= Evenfall =

Evenfall is the first short film in a series produced by Sapling Pictures. This chapter is about a highly trained young woman embarking on her career as an international spy and discovering it takes more than good looks to keep things from falling into the wrong hands.

==Plot==
The serial adventure Evenfall narrates the journey of Eve, a young woman following in the footsteps of her fallen father. She's partnered with "Uncle," her father's former colleague and her surrogate father. Ben, a tech genius, rounds out the trio as they embark on clandestine missions for a private intelligence agency.
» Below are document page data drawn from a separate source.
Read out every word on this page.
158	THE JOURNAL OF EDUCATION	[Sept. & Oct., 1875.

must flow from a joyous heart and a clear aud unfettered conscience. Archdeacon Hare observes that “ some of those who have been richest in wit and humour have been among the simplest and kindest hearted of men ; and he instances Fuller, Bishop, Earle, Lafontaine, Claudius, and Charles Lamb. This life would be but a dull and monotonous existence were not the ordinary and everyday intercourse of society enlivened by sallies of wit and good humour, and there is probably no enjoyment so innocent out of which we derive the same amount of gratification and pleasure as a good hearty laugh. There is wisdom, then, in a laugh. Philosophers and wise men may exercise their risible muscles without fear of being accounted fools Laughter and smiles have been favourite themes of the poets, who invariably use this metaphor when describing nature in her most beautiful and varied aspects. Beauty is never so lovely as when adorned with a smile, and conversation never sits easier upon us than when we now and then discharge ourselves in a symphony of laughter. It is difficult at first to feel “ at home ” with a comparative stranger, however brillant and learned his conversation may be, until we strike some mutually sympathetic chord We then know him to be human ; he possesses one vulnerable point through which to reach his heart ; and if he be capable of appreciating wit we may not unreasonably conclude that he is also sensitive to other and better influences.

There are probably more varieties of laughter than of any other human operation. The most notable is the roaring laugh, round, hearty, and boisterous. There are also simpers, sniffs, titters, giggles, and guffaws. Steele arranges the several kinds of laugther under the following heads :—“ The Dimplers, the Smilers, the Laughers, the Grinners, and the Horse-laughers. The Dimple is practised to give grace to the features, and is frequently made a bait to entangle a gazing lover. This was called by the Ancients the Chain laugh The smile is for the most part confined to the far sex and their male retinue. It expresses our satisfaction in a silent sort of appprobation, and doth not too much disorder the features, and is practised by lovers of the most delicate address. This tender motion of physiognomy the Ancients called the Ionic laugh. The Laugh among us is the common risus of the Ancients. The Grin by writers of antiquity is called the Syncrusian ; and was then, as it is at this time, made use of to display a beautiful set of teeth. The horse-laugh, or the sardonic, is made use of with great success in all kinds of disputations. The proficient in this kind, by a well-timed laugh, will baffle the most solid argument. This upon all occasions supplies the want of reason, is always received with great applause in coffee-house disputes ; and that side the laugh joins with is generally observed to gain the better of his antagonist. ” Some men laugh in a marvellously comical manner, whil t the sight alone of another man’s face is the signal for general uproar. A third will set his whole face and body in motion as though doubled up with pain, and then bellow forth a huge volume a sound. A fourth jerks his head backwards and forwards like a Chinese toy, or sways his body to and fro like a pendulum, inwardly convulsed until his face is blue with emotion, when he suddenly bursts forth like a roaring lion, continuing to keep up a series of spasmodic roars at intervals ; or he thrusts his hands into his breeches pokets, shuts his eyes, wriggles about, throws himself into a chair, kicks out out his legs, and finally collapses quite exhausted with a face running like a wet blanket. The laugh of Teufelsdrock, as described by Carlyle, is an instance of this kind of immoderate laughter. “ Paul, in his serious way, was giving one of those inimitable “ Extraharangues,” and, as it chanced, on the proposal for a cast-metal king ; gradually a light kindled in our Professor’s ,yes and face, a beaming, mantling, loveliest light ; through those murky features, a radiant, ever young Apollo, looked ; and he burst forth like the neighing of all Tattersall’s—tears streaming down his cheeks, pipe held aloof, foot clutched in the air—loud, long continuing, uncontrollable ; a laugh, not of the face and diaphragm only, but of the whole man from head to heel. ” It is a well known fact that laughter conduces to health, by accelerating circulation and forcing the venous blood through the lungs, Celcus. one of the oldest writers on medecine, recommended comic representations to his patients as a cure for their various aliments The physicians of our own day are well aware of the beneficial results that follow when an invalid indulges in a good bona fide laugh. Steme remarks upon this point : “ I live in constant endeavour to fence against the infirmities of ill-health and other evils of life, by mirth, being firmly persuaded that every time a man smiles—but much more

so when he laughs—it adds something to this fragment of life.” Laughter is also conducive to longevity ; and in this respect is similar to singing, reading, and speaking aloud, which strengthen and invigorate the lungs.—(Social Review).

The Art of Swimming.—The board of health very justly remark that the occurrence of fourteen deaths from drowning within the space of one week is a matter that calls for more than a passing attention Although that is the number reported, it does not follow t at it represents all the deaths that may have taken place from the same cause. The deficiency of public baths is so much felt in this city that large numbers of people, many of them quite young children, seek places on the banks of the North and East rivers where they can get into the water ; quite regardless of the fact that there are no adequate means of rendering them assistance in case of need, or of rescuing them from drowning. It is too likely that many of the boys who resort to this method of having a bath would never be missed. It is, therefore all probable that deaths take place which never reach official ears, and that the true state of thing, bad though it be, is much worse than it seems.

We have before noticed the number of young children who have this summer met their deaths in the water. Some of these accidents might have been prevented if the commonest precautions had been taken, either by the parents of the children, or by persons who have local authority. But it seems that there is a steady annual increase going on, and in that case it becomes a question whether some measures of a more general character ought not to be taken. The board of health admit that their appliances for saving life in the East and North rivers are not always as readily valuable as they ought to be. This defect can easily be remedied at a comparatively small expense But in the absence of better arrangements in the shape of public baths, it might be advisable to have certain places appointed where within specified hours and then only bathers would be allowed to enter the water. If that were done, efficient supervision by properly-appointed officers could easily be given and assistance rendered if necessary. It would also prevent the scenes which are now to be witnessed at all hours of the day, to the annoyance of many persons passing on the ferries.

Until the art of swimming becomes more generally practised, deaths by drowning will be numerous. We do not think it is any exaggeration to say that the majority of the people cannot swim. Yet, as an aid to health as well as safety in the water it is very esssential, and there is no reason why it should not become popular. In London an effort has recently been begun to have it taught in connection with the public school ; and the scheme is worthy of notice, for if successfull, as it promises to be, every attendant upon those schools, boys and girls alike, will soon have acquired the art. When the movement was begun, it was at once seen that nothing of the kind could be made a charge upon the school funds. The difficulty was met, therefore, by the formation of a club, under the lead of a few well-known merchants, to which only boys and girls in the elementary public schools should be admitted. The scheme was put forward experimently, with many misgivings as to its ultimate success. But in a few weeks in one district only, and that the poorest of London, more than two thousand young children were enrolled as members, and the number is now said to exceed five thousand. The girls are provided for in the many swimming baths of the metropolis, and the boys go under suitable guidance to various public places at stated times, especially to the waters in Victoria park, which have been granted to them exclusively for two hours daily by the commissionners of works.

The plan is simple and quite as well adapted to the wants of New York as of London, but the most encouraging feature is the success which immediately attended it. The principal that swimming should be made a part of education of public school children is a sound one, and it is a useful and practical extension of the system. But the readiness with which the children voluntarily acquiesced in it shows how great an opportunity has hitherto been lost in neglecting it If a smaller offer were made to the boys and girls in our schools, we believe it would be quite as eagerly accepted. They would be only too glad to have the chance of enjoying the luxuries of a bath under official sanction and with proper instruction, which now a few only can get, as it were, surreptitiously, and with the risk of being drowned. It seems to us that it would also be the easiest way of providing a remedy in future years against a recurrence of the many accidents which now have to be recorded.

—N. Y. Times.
This chapter of Eve's adventures opens on a crowded ballroom during Eve's first field operation where she first encounters Miles Devlin, a charming but ruthless Englishman. Things take a turn for the worse when Miles wounds her and escapes. After she recovers and gains more field experience, Eve encounters Miles again, this time in Hong Kong. He aims to steal an ancient and valuable Chinese diary that Eve has acquired, but she is determined to keep it and settle the score.
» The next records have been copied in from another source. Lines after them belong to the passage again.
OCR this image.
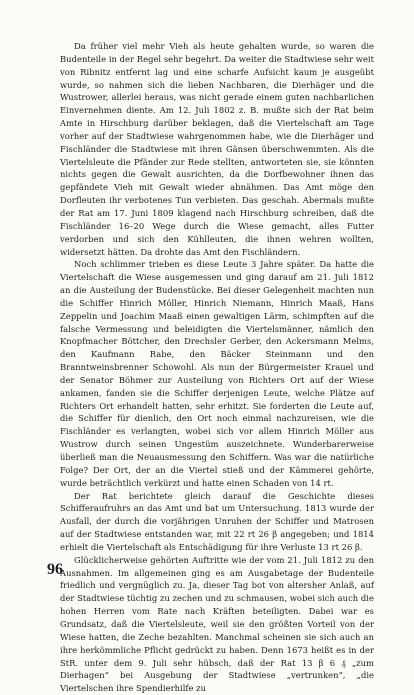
Da früher viel mehr Vieh als heute gehalten wurde, so waren die Budenteile in der Regel sehr begehrt. Da weiter die Stadtwiese sehr weit von Ribnitz entfernt lag und eine scharfe Aufsicht kaum je ausgeübt wurde, so nahmen sich die lieben Nachbaren, die Dierhäger und die Wustrower, allerlei heraus, was nicht gerade einem guten nachbarlichen Einvernehmen diente. Am 12. Juli 1802 z. B. mußte sich der Rat beim Amte in Hirschburg darüber beklagen, daß die Viertelschaft am Tage vorher auf der Stadtwiese wahrgenommen habe, wie die Dierhäger und Fischländer die Stadtwiese mit ihren Gänsen überschwemmten. Als die Viertelsleute die Pfänder zur Rede stellten, antworteten sie, sie könnten nichts gegen die Gewalt ausrichten, da die Dorfbewohner ihnen das gepfändete Vieh mit Gewalt wieder abnähmen. Das Amt möge den Dorfleuten ihr verbotenes Tun verbieten. Das geschah. Abermals mußte der Rat am 17. Juni 1809 klagend nach Hirschburg schreiben, daß die Fischländer 16–20 Wege durch die Wiese gemacht, alles Futter verdorben und sich den Kühlleuten, die ihnen wehren wollten, widersetzt hätten. Da drohte das Amt den Fischländern.

Noch schlimmer trieben es diese Leute 3 Jahre später. Da hatte die Viertelschaft die Wiese ausgemessen und ging darauf am 21. Juli 1812 an die Austeilung der Budenstücke. Bei dieser Gelegenheit machten nun die Schiffer Hinrich Möller, Hinrich Niemann, Hinrich Maaß, Hans Zeppelin und Joachim Maaß einen gewaltigen Lärm, schimpften auf die falsche Vermessung und beleidigten die Viertelsmänner, nämlich den Knopfmacher Böttcher, den Drechsler Gerber, den Ackersmann Melms, den Kaufmann Rabe, den Bäcker Steinmann und den Branntweinsbrenner Schowohl. Als nun der Bürgermeister Krauel und der Senator Böhmer zur Austeilung von Richters Ort auf der Wiese ankamen, fanden sie die Schiffer derjenigen Leute, welche Plätze auf Richters Ort erhandelt hatten, sehr erhitzt. Sie forderten die Leute auf, die Schiffer für dienlich, den Ort noch einmal nachzureisen, wie die Fischländer es verlangten, wobei sich vor allem Hinrich Möller aus Wustrow durch seinen Ungestüm auszeichnete. Wunderbarerweise überließ man die Neuausmessung den Schiffern. Was war die natürliche Folge? Der Ort, der an die Viertel stieß und der Kämmerei gehörte, wurde beträchtlich verkürzt und hatte einen Schaden von 14 rt.

Der Rat berichtete gleich darauf die Geschichte dieses Schifferaufruhrs an das Amt und bat um Untersuchung. 1813 wurde der Ausfall, der durch die vorjährigen Unruhen der Schiffer und Matrosen auf der Stadtwiese entstanden war, mit 22 rt 26 β angegeben; und 1814 erhielt die Viertelschaft als Entschädigung für ihre Verluste 13 rt 26 β.

Glücklicherweise gehörten Auftritte wie der vom 21. Juli 1812 zu den Ausnahmen. Im allgemeinen ging es am Ausgabetage der Budenteile friedlich und vergnüglich zu. Ja, dieser Tag bot von altersher Anlaß, auf der Stadtwiese tüchtig zu zechen und zu schmausen, wobei sich auch die hohen Herren vom Rate nach Kräften beteiligten. Dabei war es Grundsatz, daß die Viertelsleute, weil sie den größten Vorteil von der Wiese hatten, die Zeche bezahlten. Manchmal scheinen sie sich auch an ihre herkömmliche Pflicht gedrückt zu haben. Denn 1673 heißt es in der StR. unter dem 9. Juli sehr hübsch, daß der Rat 13 β 6 ₰ „zum Dierhagen“ bei Ausgebung der Stadtwiese „vertrunken“, „die Viertelschen ihre Spendierhilfe zu

96
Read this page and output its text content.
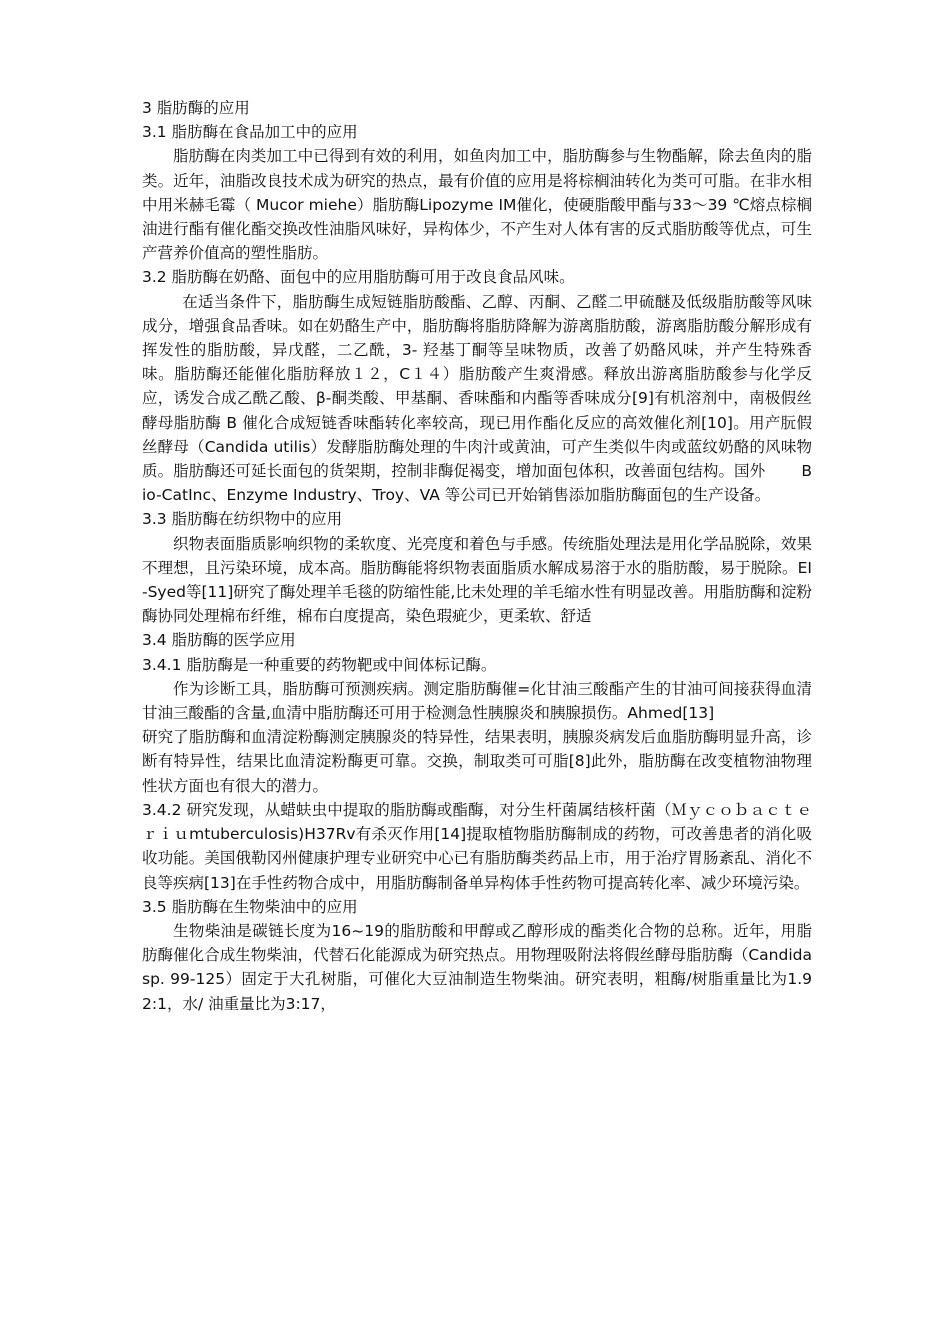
3 脂肪酶的应用

3.1 脂肪酶在食品加工中的应用

脂肪酶在肉类加工中已得到有效的利用，如鱼肉加工中，脂肪酶参与生物酯解，除去鱼肉的脂类。近年，油脂改良技术成为研究的热点，最有价值的应用是将棕榈油转化为类可可脂。在非水相中用米赫毛霉（ Mucor miehe）脂肪酶Lipozyme IM催化，使硬脂酸甲酯与33～39 ℃熔点棕榈油进行酯有催化酯交换改性油脂风味好，异构体少，不产生对人体有害的反式脂肪酸等优点，可生产营养价值高的塑性脂肪。

3.2 脂肪酶在奶酪、面包中的应用脂肪酶可用于改良食品风味。

在适当条件下，脂肪酶生成短链脂肪酸酯、乙醇、丙酮、乙醛二甲硫醚及低级脂肪酸等风味成分，增强食品香味。如在奶酪生产中，脂肪酶将脂肪降解为游离脂肪酸，游离脂肪酸分解形成有挥发性的脂肪酸，异戊醛，二乙酰，3- 羟基丁酮等呈味物质，改善了奶酪风味，并产生特殊香味。脂肪酶还能催化脂肪释放１２，C１４）脂肪酸产生爽滑感。释放出游离脂肪酸参与化学反应，诱发合成乙酰乙酸、β-酮类酸、甲基酮、香味酯和内酯等香味成分[9]有机溶剂中，南极假丝酵母脂肪酶 B 催化合成短链香味酯转化率较高，现已用作酯化反应的高效催化剂[10]。用产朊假丝酵母（Candida utilis）发酵脂肪酶处理的牛肉汁或黄油，可产生类似牛肉或蓝纹奶酪的风味物质。脂肪酶还可延长面包的货架期，控制非酶促褐变，增加面包体积，改善面包结构。国外　　 Bio-CatInc、Enzyme Industry、Troy、VA 等公司已开始销售添加脂肪酶面包的生产设备。

3.3 脂肪酶在纺织物中的应用

织物表面脂质影响织物的柔软度、光亮度和着色与手感。传统脂处理法是用化学品脱除，效果不理想，且污染环境，成本高。脂肪酶能将织物表面脂质水解成易溶于水的脂肪酸，易于脱除。EI-Syed等[11]研究了酶处理羊毛毯的防缩性能,比未处理的羊毛缩水性有明显改善。用脂肪酶和淀粉酶协同处理棉布纤维，棉布白度提高，染色瑕疵少，更柔软、舒适

3.4 脂肪酶的医学应用

3.4.1 脂肪酶是一种重要的药物靶或中间体标记酶。

作为诊断工具，脂肪酶可预测疾病。测定脂肪酶催=化甘油三酸酯产生的甘油可间接获得血清甘油三酸酯的含量,血清中脂肪酶还可用于检测急性胰腺炎和胰腺损伤。Ahmed[13]

研究了脂肪酶和血清淀粉酶测定胰腺炎的特异性，结果表明，胰腺炎病发后血脂肪酶明显升高，诊断有特异性，结果比血清淀粉酶更可靠。交换，制取类可可脂[8]此外，脂肪酶在改变植物油物理性状方面也有很大的潜力。

3.4.2 研究发现，从蜡蚨虫中提取的脂肪酶或酯酶，对分生杆菌属结核杆菌（Ｍｙｃｏｂａｃｔｅｒｉｕmtuberculosis)H37Rv有杀灭作用[14]提取植物脂肪酶制成的药物，可改善患者的消化吸收功能。美国俄勒冈州健康护理专业研究中心已有脂肪酶类药品上市，用于治疗胃肠紊乱、消化不良等疾病[13]在手性药物合成中，用脂肪酶制备单异构体手性药物可提高转化率、减少环境污染。

3.5 脂肪酶在生物柴油中的应用

生物柴油是碳链长度为16~19的脂肪酸和甲醇或乙醇形成的酯类化合物的总称。近年，用脂肪酶催化合成生物柴油，代替石化能源成为研究热点。用物理吸附法将假丝酵母脂肪酶（Candida sp. 99-125）固定于大孔树脂，可催化大豆油制造生物柴油。研究表明，粗酶/树脂重量比为1.92:1，水/ 油重量比为3:17，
As Eve and Miles struggle for possession of the diary, Uncle and Ben are in a London auction house poised to acquire a rare jade pendant. They must outbid Miles' employer, Mr. Durand, a French millionaire and collector who is determined to win the jade himself. Uncle assumes the alias of an antiquities dealer while Ben laces Mr. Durand's scotch with a sedative. But Mr. Durand's watchful attaché Simon Leduc becomes suspicious and tries to uncover Uncle's true identity.

What Eve and her colleagues don't yet realize is that securing these items will propel them on a journey that will reveal the mystery of her father's death.

==Cast==
- Abby Sugrue as Eve
- Dave Coyne as Miles Devlin
- LeRoy London as Uncle
- Tel Monks as Mr. Durand
- Daniel Ross as Ben
- Eddy Chalitta As Simon Leduc

==Technical==
Written and directed by Keith Jodoin, the 30-minute film was shot digitally in high-definition using the Sony HDW-F900 CineAlta camera. It was shot on-location around greater Washington, DC including the famous Mayflower Hotel in downtown Washington.

The film premiered in March 2005 at the Sedona International Film Festival in Sedona, Arizona and screened online as part of the AOL/moviefone Shorts Festival.

==Awards==
Evenfall received an Audience Award at the 2005 DC Shorts International Film Festival.